How language reflects society can be observed in the collocates which represent WOMAN as a victim of violence committed by MAN. As Stubbs in Text and Corpus Analysis evokes Hall’s analysis of ideology and sees it as “the reproduction of a dominant discourse, in which particular definitions and classifications acquire, by repetition, an aura of common sense, and come to seem natural and comprehensive rather than partial and selective” (194), we can see how society and culture interact and how language serves as a medium between them. Language can be a tool used not only to retain but also strengthen those cultural models which conceal prejudice and stereotypes within a discourse community. Conversely, repetitive collocational patterns can also be seen as a reflection of cultural models existing in a society.

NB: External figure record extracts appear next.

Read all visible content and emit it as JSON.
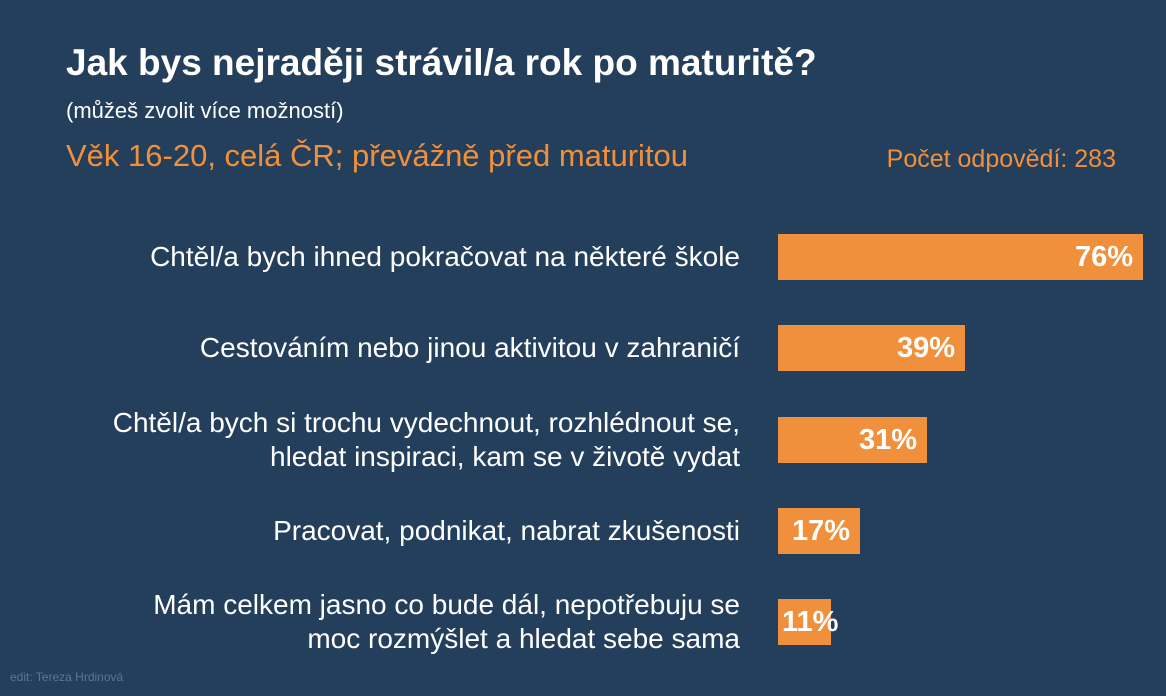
{
  "header": {
    "title": "Jak bys nejraději strávil/a rok po maturitě?",
    "note": "(můžeš zvolit více možností)",
    "subtitle": "Věk 16-20, celá ČR; převážně před maturitou",
    "count": "Počet odpovědí: 283"
  },
  "credit": "edit: Tereza Hrdinová",
  "colors": {
    "background": "#243f5c",
    "bar": "#f0903c",
    "accent": "#f0903c"
  },
  "chart_data": {
    "type": "bar",
    "orientation": "horizontal",
    "title": "Jak bys nejraději strávil/a rok po maturitě?",
    "categories": [
      [
        "Chtěl/a bych ihned pokračovat na některé škole"
      ],
      [
        "Cestováním nebo jinou aktivitou v zahraničí"
      ],
      [
        "Chtěl/a bych si trochu vydechnout, rozhlédnout se,",
        "hledat inspiraci, kam se v životě vydat"
      ],
      [
        "Pracovat, podnikat, nabrat zkušenosti"
      ],
      [
        "Mám celkem jasno co bude dál, nepotřebuju se",
        "moc rozmýšlet a hledat sebe sama"
      ]
    ],
    "values": [
      76,
      39,
      31,
      17,
      11
    ],
    "value_labels": [
      "76%",
      "39%",
      "31%",
      "17%",
      "11%"
    ],
    "unit": "%",
    "xlim": [
      0,
      76
    ]
  }
}
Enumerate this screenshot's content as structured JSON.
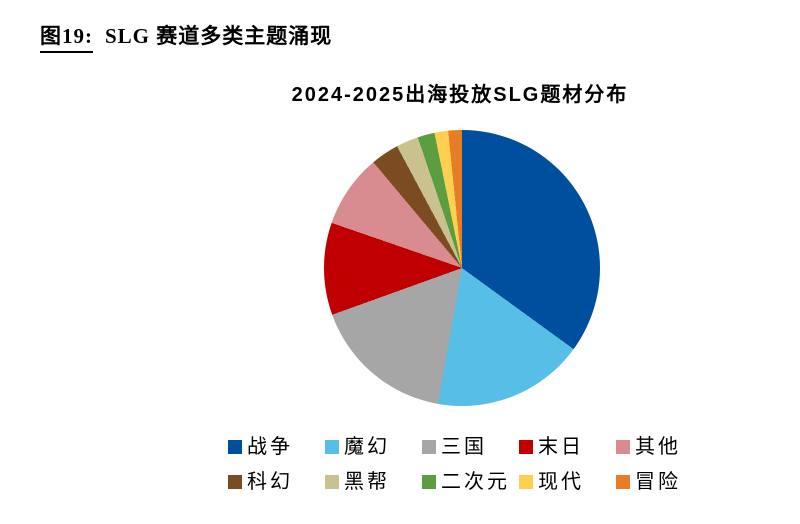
{
  "caption": {
    "label": "图19:",
    "title": "SLG 赛道多类主题涌现"
  },
  "chart_data": {
    "type": "pie",
    "title": "2024-2025出海投放SLG题材分布",
    "unit": "percent_estimated_from_arc_angles",
    "start_angle_deg": 0,
    "direction": "clockwise",
    "legend_position": "bottom",
    "legend_rows": 2,
    "slices": [
      {
        "label": "战争",
        "value": 35.0,
        "color": "#004F9E"
      },
      {
        "label": "魔幻",
        "value": 17.8,
        "color": "#57BEE6"
      },
      {
        "label": "三国",
        "value": 16.7,
        "color": "#A6A6A6"
      },
      {
        "label": "末日",
        "value": 10.8,
        "color": "#C00000"
      },
      {
        "label": "其他",
        "value": 8.6,
        "color": "#D98C90"
      },
      {
        "label": "科幻",
        "value": 3.3,
        "color": "#7B4B21"
      },
      {
        "label": "黑帮",
        "value": 2.6,
        "color": "#C9C28F"
      },
      {
        "label": "二次元",
        "value": 2.0,
        "color": "#5B9E41"
      },
      {
        "label": "现代",
        "value": 1.6,
        "color": "#FDD14F"
      },
      {
        "label": "冒险",
        "value": 1.6,
        "color": "#E87D28"
      }
    ]
  }
}
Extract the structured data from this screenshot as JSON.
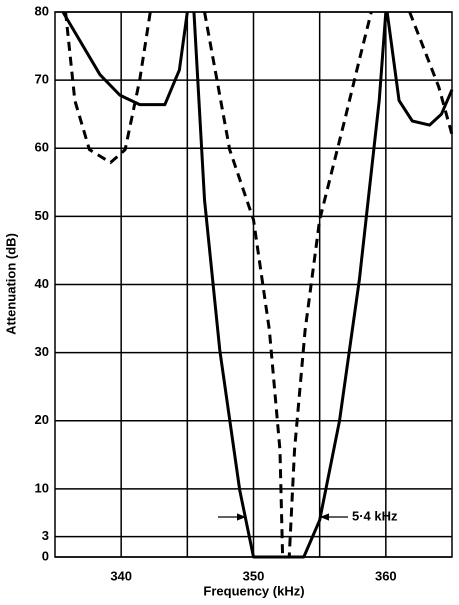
{
  "chart_data": {
    "type": "line",
    "x_label": "Frequency (kHz)",
    "y_label": "Attenuation (dB)",
    "xlim": [
      335,
      365
    ],
    "xticks": [
      340,
      350,
      360
    ],
    "xminor": [
      345,
      355
    ],
    "ylim": [
      0,
      80
    ],
    "yticks": [
      0,
      3,
      10,
      20,
      30,
      40,
      50,
      60,
      70,
      80
    ],
    "grid": true,
    "annotation": "5·4 kHz",
    "series": [
      {
        "color": "#000000",
        "style": "solid",
        "x": [
          335.6,
          338.4,
          339.9,
          341.4,
          343.3,
          344.4,
          345,
          null,
          345.5,
          346.3,
          347.45,
          348.96,
          350,
          353.8,
          355,
          356.5,
          358,
          359.5,
          360,
          null,
          360.1,
          361,
          362,
          363.3,
          364.2,
          365
        ],
        "values": [
          80,
          70.8,
          67.8,
          66.4,
          66.4,
          71.5,
          80,
          null,
          80,
          52.4,
          30.4,
          9.8,
          0,
          0,
          5.4,
          20,
          40.7,
          67,
          80,
          null,
          80,
          67,
          64,
          63.4,
          65,
          68.6
        ]
      },
      {
        "color": "#000000",
        "style": "dashed",
        "x": [
          335.8,
          336.5,
          337.6,
          339.2,
          340.3,
          341.4,
          342.2,
          null,
          346.3,
          348.2,
          350,
          351.2,
          352,
          352.2,
          352.7,
          353.1,
          353.9,
          355,
          356.9,
          358,
          358.9,
          null,
          361.8,
          363,
          364,
          365
        ],
        "values": [
          80,
          67,
          59.8,
          57.9,
          59.8,
          70,
          80,
          null,
          80,
          59.8,
          49.5,
          33.3,
          15.7,
          0,
          0,
          15.7,
          33.3,
          49.5,
          64.2,
          73,
          80,
          null,
          80,
          74,
          69,
          62
        ]
      }
    ]
  }
}
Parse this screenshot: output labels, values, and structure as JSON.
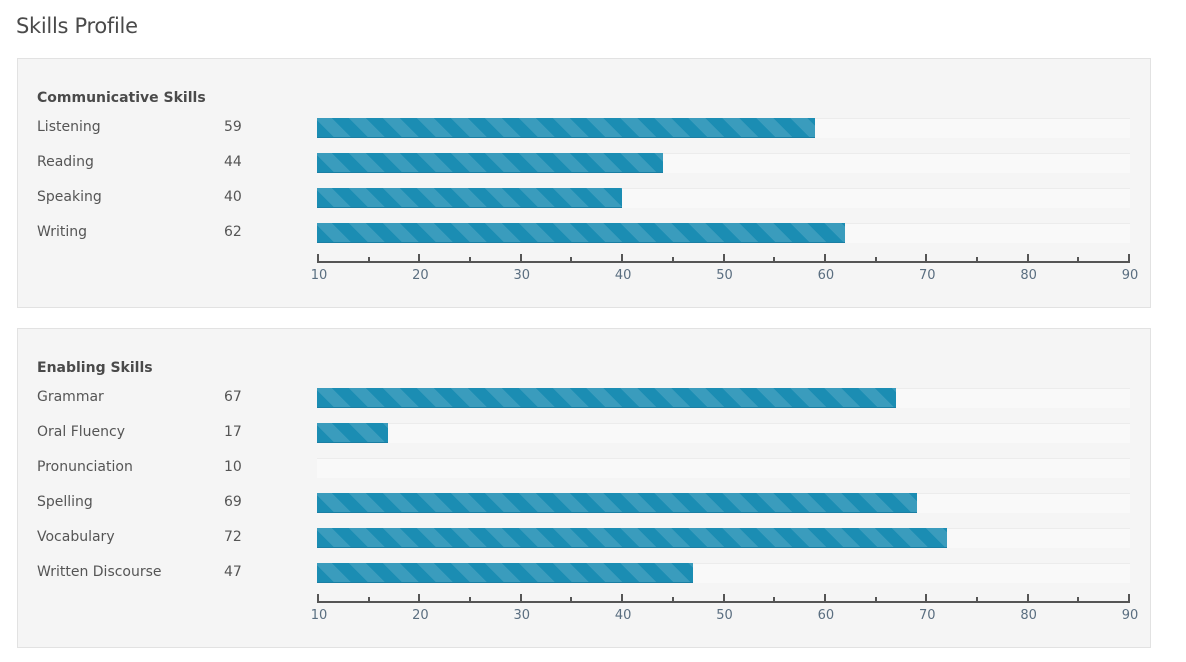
{
  "page_title": "Skills Profile",
  "chart_data": [
    {
      "type": "bar",
      "orientation": "horizontal",
      "title": "Communicative Skills",
      "categories": [
        "Listening",
        "Reading",
        "Speaking",
        "Writing"
      ],
      "values": [
        59,
        44,
        40,
        62
      ],
      "xlim": [
        10,
        90
      ],
      "ticks": [
        10,
        20,
        30,
        40,
        50,
        60,
        70,
        80,
        90
      ],
      "bar_color": "#1b8db3"
    },
    {
      "type": "bar",
      "orientation": "horizontal",
      "title": "Enabling Skills",
      "categories": [
        "Grammar",
        "Oral Fluency",
        "Pronunciation",
        "Spelling",
        "Vocabulary",
        "Written Discourse"
      ],
      "values": [
        67,
        17,
        10,
        69,
        72,
        47
      ],
      "xlim": [
        10,
        90
      ],
      "ticks": [
        10,
        20,
        30,
        40,
        50,
        60,
        70,
        80,
        90
      ],
      "bar_color": "#1b8db3"
    }
  ]
}
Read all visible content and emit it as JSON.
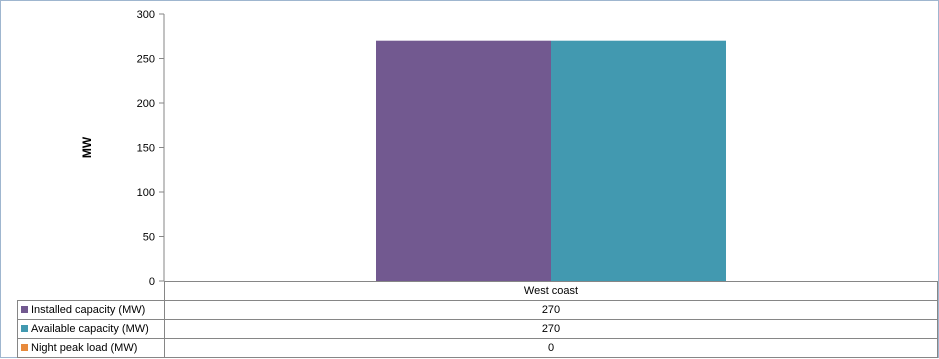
{
  "chart_data": {
    "type": "bar",
    "categories": [
      "West coast"
    ],
    "series": [
      {
        "name": "Installed capacity (MW)",
        "values": [
          270
        ],
        "color": "#725990"
      },
      {
        "name": "Available capacity (MW)",
        "values": [
          270
        ],
        "color": "#4299b0"
      },
      {
        "name": "Night peak load (MW)",
        "values": [
          0
        ],
        "color": "#e88a3c"
      }
    ],
    "ylabel": "MW",
    "xlabel": "",
    "ylim": [
      0,
      300
    ],
    "yticks": [
      0,
      50,
      100,
      150,
      200,
      250,
      300
    ],
    "grid": false,
    "legend": "data-table"
  }
}
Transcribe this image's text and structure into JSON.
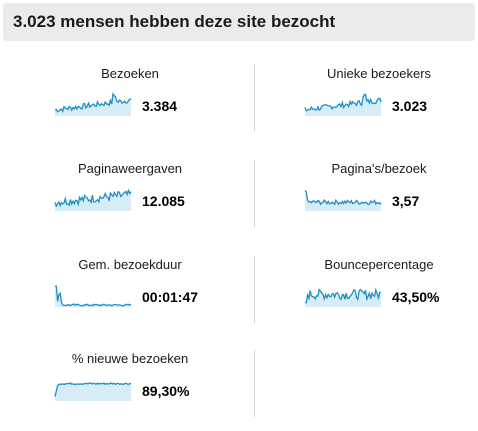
{
  "header": {
    "title": "3.023 mensen hebben deze site bezocht"
  },
  "colors": {
    "header_bg": "#ebebeb",
    "sparkline_stroke": "#1f8fc4",
    "sparkline_fill": "#d6ecf7",
    "divider": "#d6d6d6"
  },
  "metrics": [
    {
      "label": "Bezoeken",
      "value": "3.384"
    },
    {
      "label": "Unieke bezoekers",
      "value": "3.023"
    },
    {
      "label": "Paginaweergaven",
      "value": "12.085"
    },
    {
      "label": "Pagina's/bezoek",
      "value": "3,57"
    },
    {
      "label": "Gem. bezoekduur",
      "value": "00:01:47"
    },
    {
      "label": "Bouncepercentage",
      "value": "43,50%"
    },
    {
      "label": "% nieuwe bezoeken",
      "value": "89,30%"
    }
  ]
}
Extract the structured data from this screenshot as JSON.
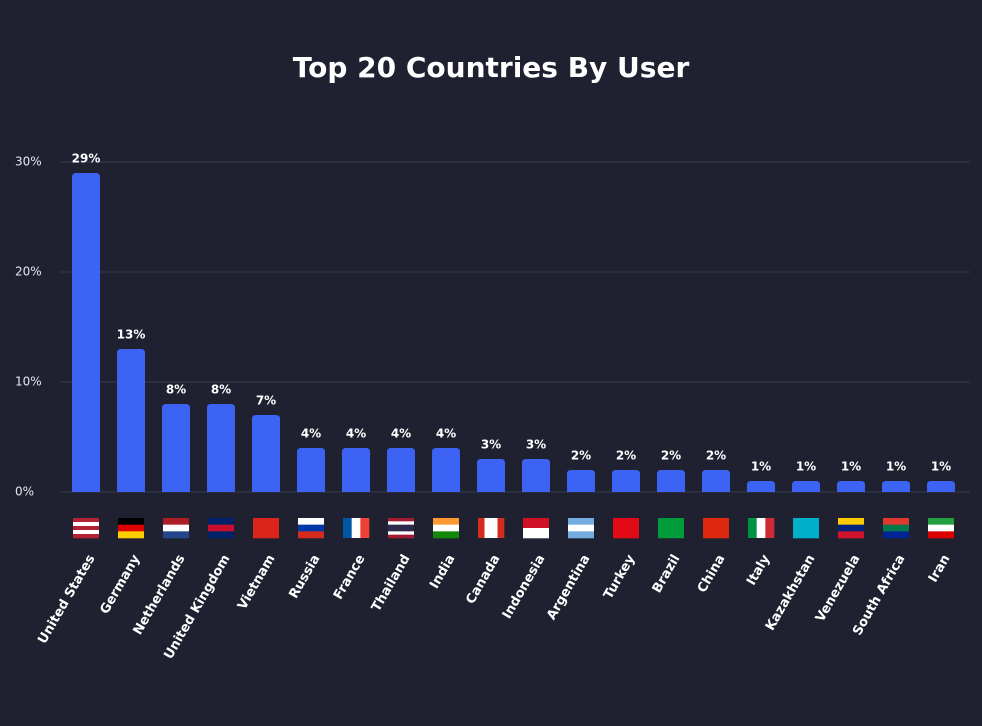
{
  "chart_data": {
    "type": "bar",
    "title": "Top 20 Countries By User",
    "categories": [
      "United States",
      "Germany",
      "Netherlands",
      "United Kingdom",
      "Vietnam",
      "Russia",
      "France",
      "Thailand",
      "India",
      "Canada",
      "Indonesia",
      "Argentina",
      "Turkey",
      "Brazil",
      "China",
      "Italy",
      "Kazakhstan",
      "Venezuela",
      "South Africa",
      "Iran"
    ],
    "values": [
      29,
      13,
      8,
      8,
      7,
      4,
      4,
      4,
      4,
      3,
      3,
      2,
      2,
      2,
      2,
      1,
      1,
      1,
      1,
      1
    ],
    "value_labels": [
      "29%",
      "13%",
      "8%",
      "8%",
      "7%",
      "4%",
      "4%",
      "4%",
      "4%",
      "3%",
      "3%",
      "2%",
      "2%",
      "2%",
      "2%",
      "1%",
      "1%",
      "1%",
      "1%",
      "1%"
    ],
    "color": "#3d63f5",
    "ylim": [
      0,
      30
    ],
    "yticks": [
      {
        "value": 0,
        "label": "0%"
      },
      {
        "value": 10,
        "label": "10%"
      },
      {
        "value": 20,
        "label": "20%"
      },
      {
        "value": 30,
        "label": "30%"
      }
    ],
    "grid": true
  }
}
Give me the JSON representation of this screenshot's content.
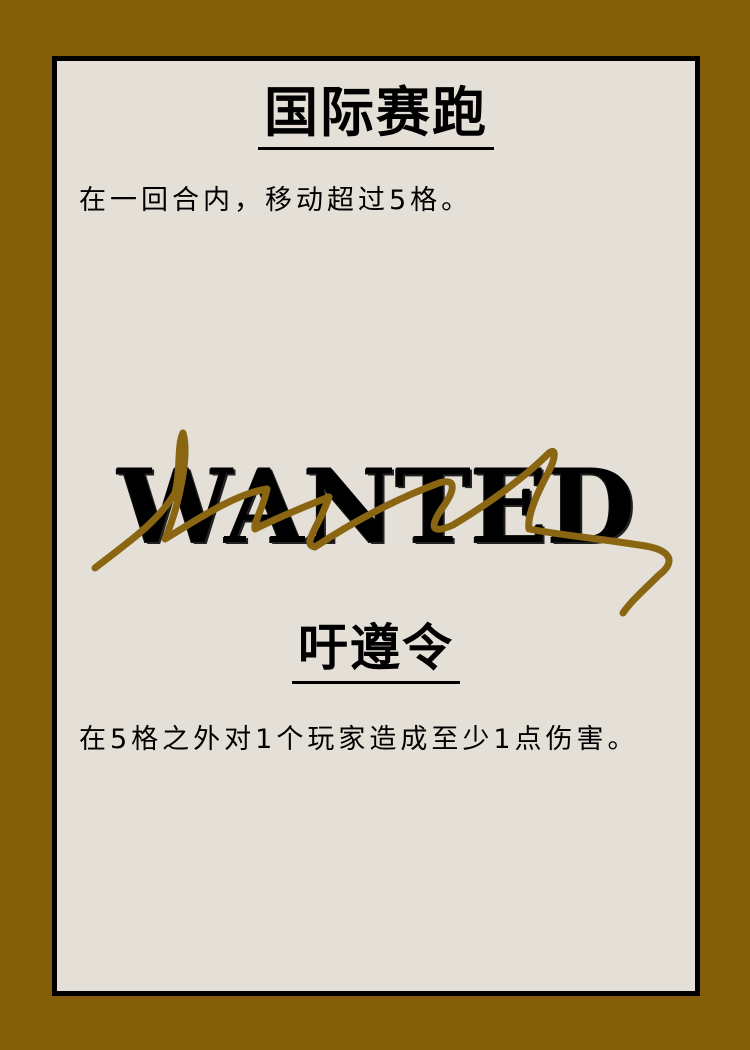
{
  "card": {
    "title": "国际赛跑",
    "description": "在一回合内，移动超过5格。",
    "stamp_text": "WANTED",
    "subtitle": "吁遵令",
    "objective": "在5格之外对1个玩家造成至少1点伤害。"
  },
  "colors": {
    "background": "#845e08",
    "card_paper": "#e4e0d7",
    "border": "#000000",
    "signature": "#8a6512"
  },
  "icons": {
    "signature": "scribble-signature-icon"
  }
}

The analysis of the hundred most frequent collocates which precede lemmas WOMAN and MAN in the British National Corpus using the method list confirms the assumption that frequent lexical patterns reveal common societal and cultural concepts. This affirms similar findings by Stubbs (Text, Words and Phrases), Pearce and Gesuato. Further research will focus on the contrastive analysis of other nouns which denote human beings, starting with the biological and societal roles of WOMAN and MAN: MOTHER, FATHER, WIFE and HUSBAND, and how their most frequent adjectival collocates compare to the collocates of WOMAN and MAN.